All Blog Posts

How to Look Like a Scraper Site

Ken Gaebler

New Google Algorithm for Scraper Sites
This kid may look innocent enough, but he's still a @#%$! scraper (at least according to my new statistical algorithm) ;-)

Google's newest algorithm cracks down on scraper sites and content sites with low quality. Across the web, site owners are reeling if they have lost traffic because of the Google algorithm change.

If you have lost organic SEO traffic from Google, you look more like a scraper site than you realize.

Scraper sites, for the uninitiated, are sites that grab content from other sites and put that content on their sites. In some cases, it's illegal – a violation of copyright laws -- and in other cases it's legal, but borderline unethical/slimy.

As an example of the latter, the most prominent example that made the news lately juxtaposed and (You can read more about this particular situation at Hacker News). StackOverflow is a collaboratively edited question and answer site for professional and enthusiast programmers. It's a great site. I use it all the time.

Long story short, StackOverFlow was pissed because its original content was being copied by eFreedom (something StackOverFlow allows), but then, to the surprise of the folks at StackOverFlow, eFreedom was often ranking higher than StackOverFlow for the content.

Universally, most would agree that's a bad situation – when the original creator of content ranks below a copy cat. Google spends a ton of time and money trying to make sure it doesn't happen.

In this instance, Google engineers heard this complaint and decided to do something about it. It's not as simple as that, because they are ALWAYS working to kill bad results, but they acknowledge that the StackOverflow situation was a motivator for the recent upheaval in the Google search results.

This game of cat and mouse has been going on for years. What's new is Google's new algorithm, rolled out last week, which got rid of the scraper sites and low-quality sites (or at least tried to).

Our position, shared by many, is that if you consider your site to be a good site and you lost traffic, you resemble a low-quality site more than you think.

It's similar to email spam filtering algorithms. You can write a perfectly legitimate email but a spam filter may think it is spam. The reasons might surprise you. For example, starting an email with "Hi Jim," instead of "Jim" gives your email a higher probability of being spam.
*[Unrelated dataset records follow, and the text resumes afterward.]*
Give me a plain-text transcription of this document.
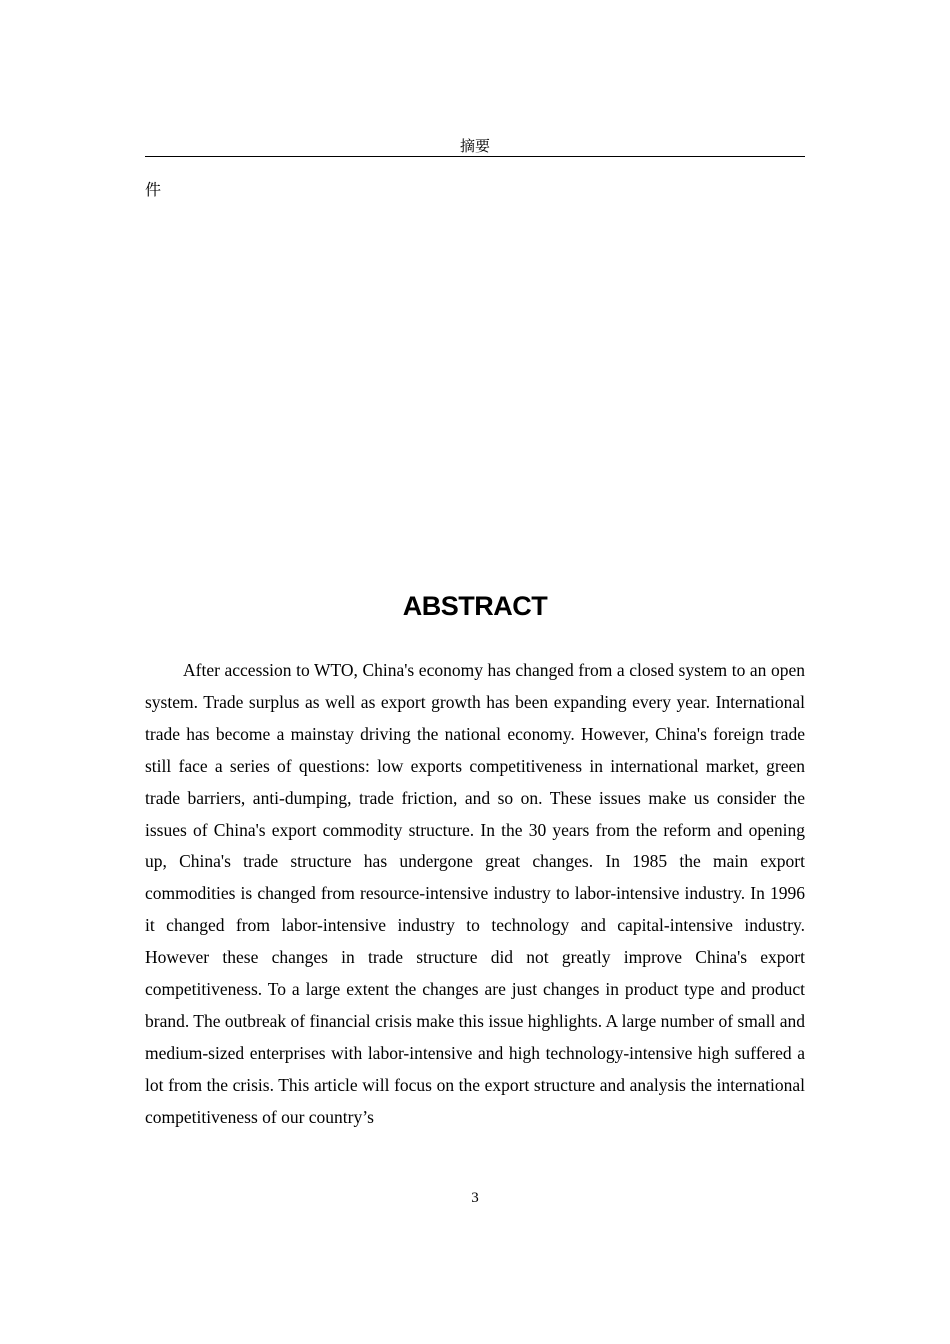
摘要
件
ABSTRACT

After accession to WTO, China's economy has changed from a closed system to an open system. Trade surplus as well as export growth has been expanding every year. International trade has become a mainstay driving the national economy. However, China's foreign trade still face a series of questions: low exports competitiveness in international market, green trade barriers, anti-dumping, trade friction, and so on. These issues make us consider the issues of China's export commodity structure. In the 30 years from the reform and opening up, China's trade structure has undergone great changes. In 1985 the main export commodities is changed from resource-intensive industry to labor-intensive industry. In 1996 it changed from labor-intensive industry to technology and capital-intensive industry. However these changes in trade structure did not greatly improve China's export competitiveness. To a large extent the changes are just changes in product type and product brand. The outbreak of financial crisis make this issue highlights. A large number of small and medium-sized enterprises with labor-intensive and high technology-intensive high suffered a lot from the crisis. This article will focus on the export structure and analysis the international competitiveness of our country’s

3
In a world where statistical algorithms rule, stuff you do innocently can cast you into a cluster of people that you wouldn't really think you belong clustered with.
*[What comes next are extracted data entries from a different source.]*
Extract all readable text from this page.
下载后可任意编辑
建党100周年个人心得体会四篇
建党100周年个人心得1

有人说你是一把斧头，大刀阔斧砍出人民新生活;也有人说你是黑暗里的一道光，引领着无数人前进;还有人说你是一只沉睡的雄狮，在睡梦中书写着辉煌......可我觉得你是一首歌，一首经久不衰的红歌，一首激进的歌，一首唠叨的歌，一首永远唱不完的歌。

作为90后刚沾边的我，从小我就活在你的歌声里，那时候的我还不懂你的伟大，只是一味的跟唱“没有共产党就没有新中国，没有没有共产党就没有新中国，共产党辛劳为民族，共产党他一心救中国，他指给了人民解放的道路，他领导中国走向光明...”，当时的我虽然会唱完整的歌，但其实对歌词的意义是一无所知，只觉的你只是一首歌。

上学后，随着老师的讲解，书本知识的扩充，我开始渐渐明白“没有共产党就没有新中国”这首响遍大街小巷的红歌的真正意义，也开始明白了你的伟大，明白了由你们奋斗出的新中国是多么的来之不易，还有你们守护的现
Put yourself in Google's shoes for a moment. Here's a thought exercise for you. Let's say you are a college professor with a class of 100 students. Students turn in their term paper and you see 13 papers that are identical and 3 that are very similar to the plagiarized paper.
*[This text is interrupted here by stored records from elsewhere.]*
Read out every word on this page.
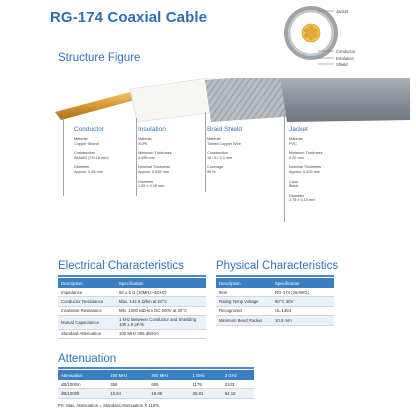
RG-174 Coaxial Cable	Jacket
Conductor
Insulation
Shield
Structure Figure
Conductor
Material
Copper Strand
Construction
26AWG (7/0.16 mm)
Diameter
Approx. 0.48 mm
Insulation
Material
XLPE
Minimum Thickness
0.455 mm
Nominal Thickness
Approx. 0.535 mm
Diameter
1.55 ± 0.05 mm
Braid Shield
Material
Tinned Copper Wire
Construction
16 / 5 / 0.1 mm
Coverage
95 %
Jacket
Material
PVC
Minimum Thickness
0.22 mm
Nominal Thickness
Approx. 0.325 mm
Color
Black
Diameter
2.75 ± 0.10 mm
Electrical Characteristics
Description	Specification
Impedance	50 ± 5 Ω (10MHz~3GHz)
Conductor Resistance	Max. 142.6 Ω/km at 20°C
Insulation Resistance	Min. 1000 MΩ-km DC 500V at 20°C
Mutual Capacitance	1 kHz Between Conductor and Shielding 100 ± 8 pF/m
Standard Attenuation	100 MHz 359 dB/Km
Physical Characteristics
Description	Specification
Item	RG-174 (26AWG)
Rating Temp Voltage	80°C 30V
Recognized	UL 1354
Minimum Bend Radius	10.5 mm
Attenuation
Attenuation	100 MHz	400 MHz	1 GHz	3 GHz
dB/1000m	359	655	1175	2103
dB/1000ft	10.94	19.96	35.81	64.10
PS: Max. Attenuation = Standard Attenuation X 115%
Who's the original author? Without talking to every student, and just by using data, how would you determine who the original author is? Assume you do have access to other data – for example, you can talk to another professor and find out that they received 10 plagiarized papers and that there was some overlap between your class and the plagiarizers. You also know lots of other things, like what grades the students have gotten, whether they carry a backpack to class or not, etc.

Believe it or not, this odd little thought puzzle is exactly the thing that keeps Google engineers up at night. Who should get credit for content and who should rank highest for it?

It's also a problem that can be solved, at least approximately, with mathematical concepts and computer code. Google tracks many different pieces of data, and -- for a given website page, or a given section of a website, or an entire website – Google can boil that data down to a single number. Your number then tells Google who you are.

It's not quite this direct but if eFreedom's number (or the number for an average scraper or low quality site) is a 97 and yours is a 96, well those two are close enough for Google to say "There are some aspects of this site with a 96 that suggest to me that they might not be a site that I want to show at the very top of the results." Boom! You just dropped in the rankings because you are similar to a bad site.

In reality, you may only have done a number of things that are as innocent as saying "Hi Jim," in an email instead of just going with "Jim," for your intro.

Yes, it 's a crazy world where statistical models are judging our worth, but it happens all the time. Think credit score. Think GPA. Think about how the TSA decides to frisk you rather than the gal who's next in line.

What's my point?

If the new Google algorithm has ruined your life by killing your organic website traffic, then you need to think about "how to look like a scaper site" -- what are the attributes of a bad site or a scraper site that Google might not like. Do whatever you can to NOT have those attributes.

If you have thoughts on how to look like a scraper site -- what some of the "tells" of a bad site might be -- I'd love to hear them.